BMI View: Uncertainty stemming from environmental opposition to offshore exploration and disputed maritime boundaries have emerged as threat to the growing interest in Croatia's oil and gas sector. The bearish outlook for reserves highlights the need increased investment to unlock Croatia's purported untapped potential.
|e/f = BMI estimate/forecast. Source: BMI/EIA|
|Crude, NGPL & other liquids prod, '000b/d||15.7||15.3||15.0||14.7||14.4||14.1||13.8|
|Dry natural gas production, bcm||1.7||1.6||1.6||1.6||1.5||1.5||1.4|
|Dry natural gas consumption, bcm||3.0||3.2||3.3||3.5||3.7||3.8||4.0|
|Refined products production & ethanol, '000b/d||100.7||101.7||102.7||103.7||104.7||105.8||106.9|
|Refined products consumption & ethanol, '000b/d||84.1||83.0||82.8||83.4||84.5||86.1||87.8|
The main trends and developments in Croatia's oil and gas sector are:
The Croatian Hydrocarbon Agency (CHA) announced in March 2015 announcement that offshore exploration would be delayed for trans-border consultations with Italy, Montenegro and Slovenia. Officials said further studies were needed regarding the environmental feasibility of current exploration plans. The development was expected to delay the formal award of PSAs with Marathon Oil, OMV, INA, Eni and Rockhopper following the 2014 offshore bidding round.
Tensions over the environmental impact of offshore oil and gas activity remains a source of political tension and regulatory uncertainty in Croatia, which depends heavily on tourism revenues. Activists have expressed concern about the potential negative environmental impact in the event of an oil spill. Tourism revenues could also be badly affected. The well-organised and persistent opposition saw Prime Minister Zoran Milanovic confirm in March 2015 that Croatia could hold a referendum on planned exploration in response to continued criticism. Calls for a national vote on offshore exploration are likely to deter investors and result in delays given increasing uncertainty surrounding support for the oil and industry.
Croatian officials said they hoped to complete a feasibility study for the proposed Krk Island liquefied natural gas (LNG) import terminal by the end of the year and take final investment decision in Q116. The facility would come online by 2020 at the southern end of a gas pipeline corridor connection Croatia and the port of Swinojscie in Poland.

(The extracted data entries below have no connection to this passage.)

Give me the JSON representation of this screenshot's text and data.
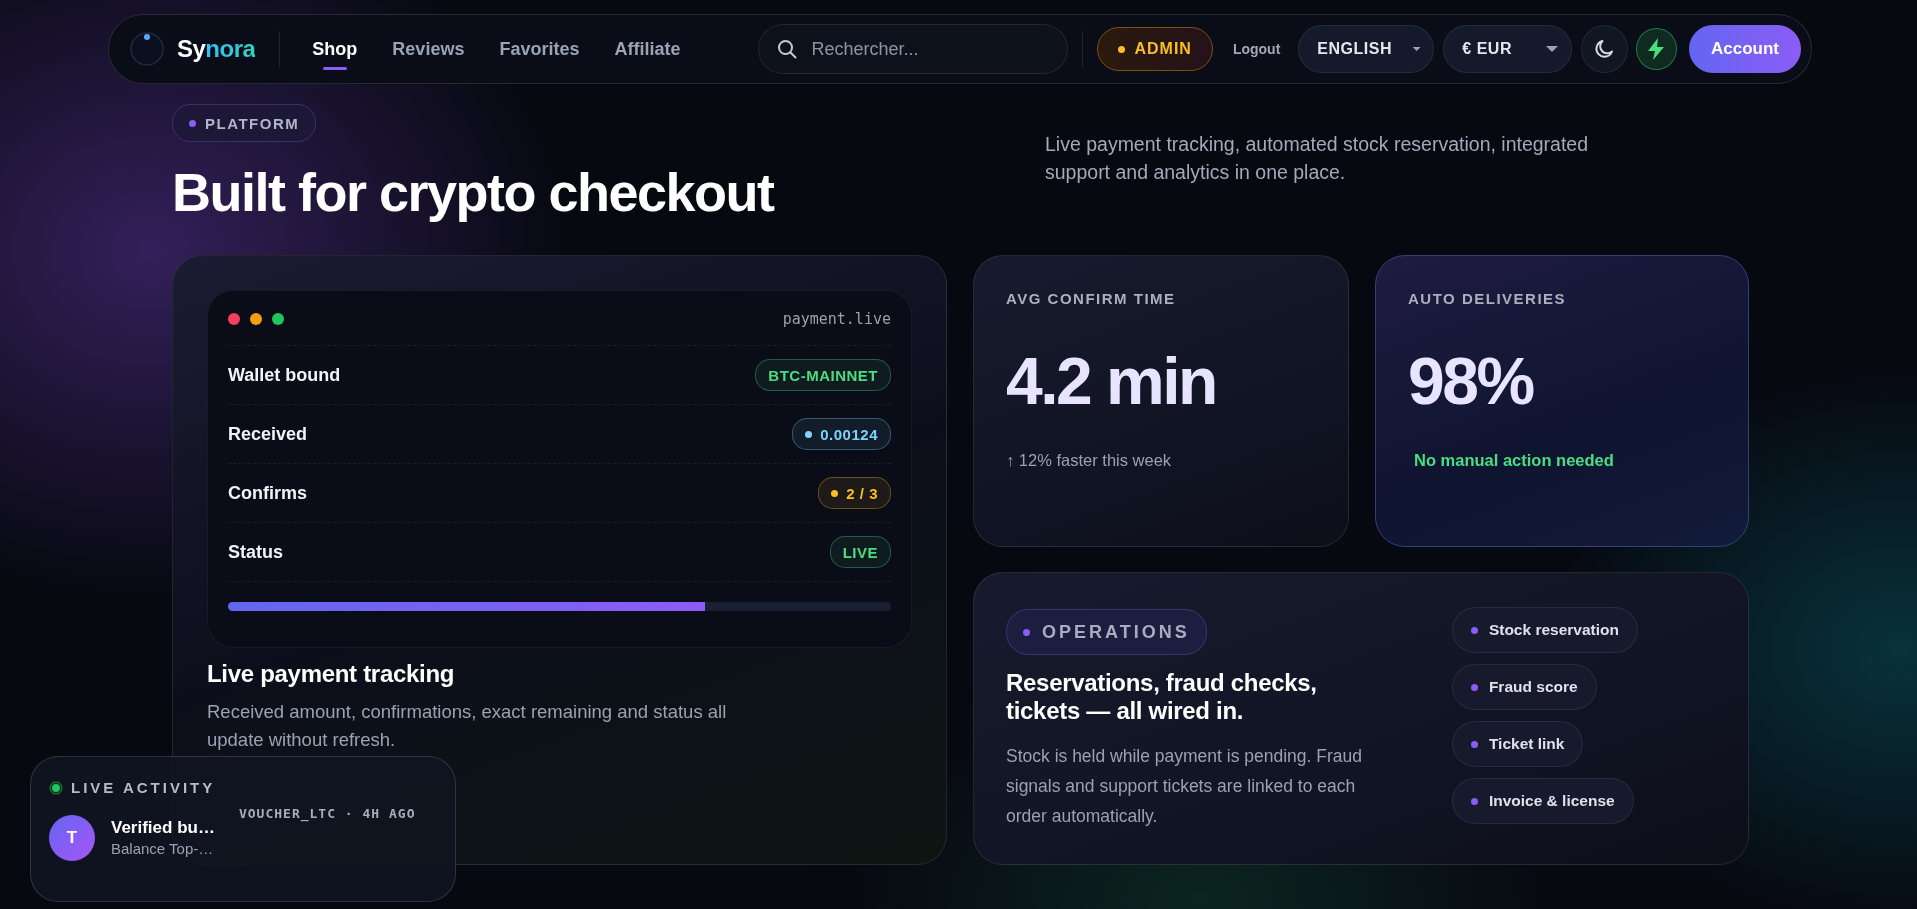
{
  "nav": {
    "logo": {
      "first": "Sy",
      "second": "nora"
    },
    "links": [
      {
        "label": "Shop",
        "selected": true
      },
      {
        "label": "Reviews",
        "selected": false
      },
      {
        "label": "Favorites",
        "selected": false
      },
      {
        "label": "Affiliate",
        "selected": false
      }
    ],
    "search": {
      "placeholder": "Rechercher..."
    },
    "admin_badge": "ADMIN",
    "logout": "Logout",
    "language": "ENGLISH",
    "currency": "€ EUR",
    "account": "Account"
  },
  "hero": {
    "badge": "PLATFORM",
    "title": "Built for crypto checkout",
    "description": "Live payment tracking, automated stock reservation, integrated support and analytics in one place."
  },
  "payment_card": {
    "window_title": "payment.live",
    "rows": [
      {
        "label": "Wallet bound",
        "value": "BTC-MAINNET",
        "color": "#4ade80",
        "dot": false
      },
      {
        "label": "Received",
        "value": "0.00124",
        "color": "#7dd3fc",
        "dot": true
      },
      {
        "label": "Confirms",
        "value": "2 / 3",
        "color": "#fbbf24",
        "dot": true
      },
      {
        "label": "Status",
        "value": "LIVE",
        "color": "#4ade80",
        "dot": false
      }
    ],
    "progress": {
      "level": 0.72
    },
    "title": "Live payment tracking",
    "description": "Received amount, confirmations, exact remaining and status all update without refresh."
  },
  "stats": [
    {
      "label": "AVG CONFIRM TIME",
      "value": "4.2 min",
      "note": "↑ 12% faster this week",
      "kind": "plain"
    },
    {
      "label": "AUTO DELIVERIES",
      "value": "98%",
      "note": "No manual action needed",
      "kind": "highlight"
    }
  ],
  "operations": {
    "badge": "OPERATIONS",
    "title": "Reservations, fraud checks, tickets — all wired in.",
    "description": "Stock is held while payment is pending. Fraud signals and support tickets are linked to each order automatically.",
    "features": [
      "Stock reservation",
      "Fraud score",
      "Ticket link",
      "Invoice & license"
    ]
  },
  "live_activity": {
    "title": "LIVE ACTIVITY",
    "avatar": "T",
    "name": "Verified bu…",
    "detail": "Balance Top-…",
    "meta": "VOUCHER_LTC · 4H AGO"
  }
}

We have not yet included gas imports from the proposed LNG terminal but we note upside risk to imports, consumption and trade volumes, should the project be approved.
A consortium of US-based Marathon Oil and Austria's OMV won seven of 10 licences awarded in the country's first offshore bidding round. Croatian officials denied any disappointment with the result after several majors had earlier expressed interest but failed to submit bids. The CHA confirmed 15 of 29 blocks received offers but according to press reports majors dissuaded from bidding due the structure of the tender.
Economy ministry officials confirmed in February 2015 that seven bidders had submitted 19 different work programmes as part of an onshore bidding round open to international firms. The blocks included prospective acreage in the northern Drava river basin and in eastern Croatia. Officials did not provide details about the bidders, but major international companies were confirmed to be among the contenders.
The dispute between MOL, part owner of Croatia's two refineries, and the government remains unresolved. Both parties have filed arbitration claims against the other and the government has stated its opposition to MOL's plans to close at least one of the two reportedly unprofitable plants.